Photo: Ljubljana Castle archives

Today, the castle is a major cultural, social, tourist and catering hotspot, which strikes just the right note of exclusivity to attract business people and distinguished visitors who come to Ljubljana to attend important conferences and meetings, for all kinds of people interested in culture and, of course, a great many tourists for whom a visit to Ljubljana Castle is a must during their stay in Ljubljana. Particularly at the end of the week, the castle is visited by people from all parts of Slovenia and Ljubljana, who consider a walk to the castle to be a mandatory part of their leisure time.

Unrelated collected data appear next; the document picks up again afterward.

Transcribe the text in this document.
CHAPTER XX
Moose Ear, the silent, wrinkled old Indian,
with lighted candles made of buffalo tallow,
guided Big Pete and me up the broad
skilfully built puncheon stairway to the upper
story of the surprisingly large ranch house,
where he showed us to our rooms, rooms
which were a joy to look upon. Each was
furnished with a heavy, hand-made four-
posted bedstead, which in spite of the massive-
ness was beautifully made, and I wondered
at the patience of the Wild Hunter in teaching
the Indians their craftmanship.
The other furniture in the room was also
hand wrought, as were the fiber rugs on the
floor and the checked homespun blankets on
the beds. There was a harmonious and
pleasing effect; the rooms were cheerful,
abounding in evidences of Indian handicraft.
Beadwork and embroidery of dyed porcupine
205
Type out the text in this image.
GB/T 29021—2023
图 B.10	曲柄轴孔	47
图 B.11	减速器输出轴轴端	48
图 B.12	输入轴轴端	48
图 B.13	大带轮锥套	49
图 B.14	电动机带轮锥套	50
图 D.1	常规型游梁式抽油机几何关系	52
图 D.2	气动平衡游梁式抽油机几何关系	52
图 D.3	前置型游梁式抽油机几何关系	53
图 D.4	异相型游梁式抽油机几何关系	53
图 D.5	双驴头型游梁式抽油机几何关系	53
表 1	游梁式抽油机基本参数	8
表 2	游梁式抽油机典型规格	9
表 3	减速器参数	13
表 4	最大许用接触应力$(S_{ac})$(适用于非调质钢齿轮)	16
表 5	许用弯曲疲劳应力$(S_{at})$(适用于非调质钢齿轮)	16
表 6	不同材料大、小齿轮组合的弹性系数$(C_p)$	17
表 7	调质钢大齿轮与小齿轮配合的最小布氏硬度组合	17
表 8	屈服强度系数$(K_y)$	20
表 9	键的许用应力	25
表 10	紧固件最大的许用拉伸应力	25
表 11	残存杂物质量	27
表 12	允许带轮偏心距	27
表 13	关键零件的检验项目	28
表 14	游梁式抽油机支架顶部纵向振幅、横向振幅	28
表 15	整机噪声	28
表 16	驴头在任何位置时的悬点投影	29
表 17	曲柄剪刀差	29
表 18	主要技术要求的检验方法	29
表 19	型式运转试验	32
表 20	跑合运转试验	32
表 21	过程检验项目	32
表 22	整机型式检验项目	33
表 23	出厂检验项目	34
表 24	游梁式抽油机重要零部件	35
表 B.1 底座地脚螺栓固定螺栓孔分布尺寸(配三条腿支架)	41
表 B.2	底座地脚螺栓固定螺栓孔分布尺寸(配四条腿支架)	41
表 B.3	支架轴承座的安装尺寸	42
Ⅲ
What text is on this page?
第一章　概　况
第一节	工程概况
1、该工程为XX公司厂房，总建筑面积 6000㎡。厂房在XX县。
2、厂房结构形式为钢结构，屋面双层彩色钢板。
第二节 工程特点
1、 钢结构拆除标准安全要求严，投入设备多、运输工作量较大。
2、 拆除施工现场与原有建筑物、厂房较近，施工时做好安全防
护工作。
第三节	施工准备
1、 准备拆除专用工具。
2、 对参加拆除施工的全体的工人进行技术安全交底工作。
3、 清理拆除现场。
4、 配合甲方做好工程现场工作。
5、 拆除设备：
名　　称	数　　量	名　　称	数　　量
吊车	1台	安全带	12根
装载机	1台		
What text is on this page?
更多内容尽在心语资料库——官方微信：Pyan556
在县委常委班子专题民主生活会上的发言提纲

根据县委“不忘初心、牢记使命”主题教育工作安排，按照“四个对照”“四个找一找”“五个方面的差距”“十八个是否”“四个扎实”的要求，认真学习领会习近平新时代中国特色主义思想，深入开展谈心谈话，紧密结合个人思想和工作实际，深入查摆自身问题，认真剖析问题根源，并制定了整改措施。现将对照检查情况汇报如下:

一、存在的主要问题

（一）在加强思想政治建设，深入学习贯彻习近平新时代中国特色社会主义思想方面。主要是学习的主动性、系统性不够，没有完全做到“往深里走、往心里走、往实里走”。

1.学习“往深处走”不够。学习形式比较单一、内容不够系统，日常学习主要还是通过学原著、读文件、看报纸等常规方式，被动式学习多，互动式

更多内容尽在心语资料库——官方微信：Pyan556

Last year, 260,000 tickets were sold for the collections and exhibitions. Twice as many visitors as tickets sold are thought to have been attracted by other interests to the castle. This means that the number of visitors today is close to 800,000 people! This increase has been largely boosted by the funicular, which has now been in operation for five years and has made visiting the castle possible for many who otherwise would have been unable to do so, either owing to a lack of time or for other reasons. Around half of the castle's visitors take the funicular, which has become a special attraction, especially for children. Given the ambitious programmes and energy of the castle's management team the figure of one million visitors is a realistic target and will soon be reached.

One of the most frequented tourist destinations in Slovenia

Photo: Ljubljana Castle archives

The range of services on offer at the castle is rich indeed. There is nowhere else in Ljubljana that offers so many cultural and other events in one place. The permanent exhibition of 310-million-year-old rocks, which contain fossils, and the permanent exhibition on Slovenian history are joined by a new virtual exhibition on the history of Ljubljana Castle; these exhibitions satisfy the wishes of visitors who might have expected to see the castle museum, and serve as the foundations of a programme that make it worth paying a visit to the castle at any time. Particularly during the summer, the above events are supplemented by at least two or three exhibitions featuring the artistic opuses of prominent cultural figures, frequent events taking place in the most exquisite part of the castle – the Estate Hall – not to mention the excellent catering service, which numbers probably two of Ljubljana's best restaurateurs amongst its staff.

Saturdays in particular are reserved for weddings, which have become one of the trademarks of the reconstructed castle. The two wedding halls have been used for over twenty years and the director is concerned about the autumn wedding rush, as this is when the wedding halls will require refurbishment after all these years of service.

It is in fact quite surprising how deeply the castle has become entrenched in Ljubljana and Slovenian daily life. Today, it is one of the most frequented tourist destinations in Slovenia, because it has become a must-see destination for many. Several events offering quick but informative insights into the history of the city have found their home at the castle.